O prefeito José Domingos Fraga Filho (União Brasil) tem sob seu domínio, uma máquina esmagadora de divulgação que teria a obrigação de ser meramente didática, mas se volta contra vereadores contrários e agora contra a saúde popular.
Apenas uma contratação custa ao contribuinte algo em torno de R$ 240.000,00/ano e ainda tem uma agência de publicidade cujos gastos chegam a mais de R$ 120.000,00/ano e privilegia empresas jornalísticas e até servidores públicos em duplicidade de remuneração, todos para se contrapor a qualquer que seja a verdade dos fatos.
Enfim, o hospital de Nobres com seus colaboradores em petição de miséria, porém, no exercício das suas atividades profissionais, não concorrerá com essa máquina de divulgação bancada pelo contribuinte.
A administração sob o prefeito Zé Domingos tem adotado a máxima de uma representação teatral que privilegia o monólogo, onde quem domina as ações é apenas o prefeito. Os demais só servem para sair na foto. Os vereadores que não rezam a cartilha do governo não falam, não são ouvidos e não são recebidos.
Palco perfeito ao propósito de um samba de uma nota só, com uma mídia toda a fazer criar névoas sob uma gestão em que o prefeito é o detentor da verdade única.
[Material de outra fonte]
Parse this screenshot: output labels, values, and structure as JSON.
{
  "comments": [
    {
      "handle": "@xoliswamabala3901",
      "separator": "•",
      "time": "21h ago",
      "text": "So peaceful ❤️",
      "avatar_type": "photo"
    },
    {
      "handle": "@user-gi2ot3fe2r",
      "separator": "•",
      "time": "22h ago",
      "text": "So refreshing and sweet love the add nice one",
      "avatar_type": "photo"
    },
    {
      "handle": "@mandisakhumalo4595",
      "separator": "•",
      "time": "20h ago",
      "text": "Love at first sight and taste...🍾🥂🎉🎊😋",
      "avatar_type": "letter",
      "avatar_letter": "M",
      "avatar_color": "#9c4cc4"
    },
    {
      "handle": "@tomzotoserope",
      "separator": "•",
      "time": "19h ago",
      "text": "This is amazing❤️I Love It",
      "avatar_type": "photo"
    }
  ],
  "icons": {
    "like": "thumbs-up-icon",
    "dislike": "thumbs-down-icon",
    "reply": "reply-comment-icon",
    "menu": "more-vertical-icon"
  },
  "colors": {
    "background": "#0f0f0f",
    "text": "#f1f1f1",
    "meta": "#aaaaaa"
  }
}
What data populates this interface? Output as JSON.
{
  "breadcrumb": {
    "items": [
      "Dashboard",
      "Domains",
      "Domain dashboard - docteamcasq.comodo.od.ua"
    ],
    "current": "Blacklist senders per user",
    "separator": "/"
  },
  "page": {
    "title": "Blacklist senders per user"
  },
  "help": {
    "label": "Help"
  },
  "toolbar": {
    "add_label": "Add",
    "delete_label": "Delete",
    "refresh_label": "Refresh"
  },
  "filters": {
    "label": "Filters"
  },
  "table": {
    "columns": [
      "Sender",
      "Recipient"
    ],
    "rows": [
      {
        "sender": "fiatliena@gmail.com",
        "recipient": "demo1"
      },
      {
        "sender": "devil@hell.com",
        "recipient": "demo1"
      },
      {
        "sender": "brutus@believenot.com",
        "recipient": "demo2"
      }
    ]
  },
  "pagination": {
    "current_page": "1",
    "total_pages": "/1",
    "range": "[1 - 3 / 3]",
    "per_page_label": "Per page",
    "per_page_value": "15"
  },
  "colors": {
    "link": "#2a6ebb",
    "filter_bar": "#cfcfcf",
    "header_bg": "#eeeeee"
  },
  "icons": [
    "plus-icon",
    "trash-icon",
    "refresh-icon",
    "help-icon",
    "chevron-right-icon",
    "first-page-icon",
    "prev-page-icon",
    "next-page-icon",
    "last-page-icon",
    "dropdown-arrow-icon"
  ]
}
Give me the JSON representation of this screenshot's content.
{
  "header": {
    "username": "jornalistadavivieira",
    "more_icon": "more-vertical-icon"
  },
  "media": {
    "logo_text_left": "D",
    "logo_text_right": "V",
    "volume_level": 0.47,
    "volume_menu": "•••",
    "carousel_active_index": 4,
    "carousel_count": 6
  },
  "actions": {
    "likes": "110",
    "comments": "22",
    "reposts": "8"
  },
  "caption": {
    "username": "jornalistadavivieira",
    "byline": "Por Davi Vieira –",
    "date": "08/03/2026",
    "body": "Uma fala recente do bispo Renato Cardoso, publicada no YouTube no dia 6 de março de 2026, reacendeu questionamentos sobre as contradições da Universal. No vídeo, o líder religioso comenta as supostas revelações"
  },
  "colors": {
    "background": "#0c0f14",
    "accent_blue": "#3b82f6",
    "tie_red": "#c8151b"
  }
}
Quem sabe a justiça defina quem está certo e quem está errado, conforme a direção do hospital sob o advogado Silvério Soares de Moraes.
SOBRETUDO, FATOS REAIS
Em resposta a nota da Administração Municipal, manifestando responsabilidade a Administração do Hospital pela demora na realização do contrato, bem como ter ela tido postura condescendente com termos apresentado pela Administração do hospital, acreditamos serem textos que tem uma tentativa não republicana de atribuir responsabilidade a outrem. Contudo, queremos aqui declarar que a Administração Municipal, inicialmente, apresentou proposta de aditamento em três, posteriormente, quatro meses de contrato, proposta não aceita porque como gestor não vemos possibilidade de gerir uma empresa do porte do Hospital Laura de Vicuña com insegurança em um contrato com esse tempo de duração; que toda manifestação da Administração tinha como escopo nos forçar a uma venda ou locação do imóvel, que sempre relutamos a isso porque a Administração Municipal tinha como finalidade, se isso acontecesse, entregar a Administração do Hospital a uma OSCIP, o que refutamos; não só por não haver interesse dos proprietários na venda ou locação, como também temos como responsabilidade social garantir os direitos trabalhistas dos nossos colaboradores; e isso a própria administração manifestava publicamente. Passo seguinte, tivemos em nossos calcanhares a ameaça da requisição administrativa, em que pese uma ilegalidade, era algo ventilado a todo momento pela administração, pois bem passado o tempo e pós uma reunião ocorrida em 28/03, em 07/04, nos foi apresentada uma minuta de contrato de autoria da administração municipal e que fizemos apenas três ponderações, que são elas :autonomia plena e legal pela gestão administrativa, não admitimos que no contrato se tenha cláusula onde a Administração do hospital teria que aceitar ingerências para contratar um colaborador. Que tivesse que ter autorização da prefeitura (teria que passar por crivo e autorização do prefeito para depois contratar).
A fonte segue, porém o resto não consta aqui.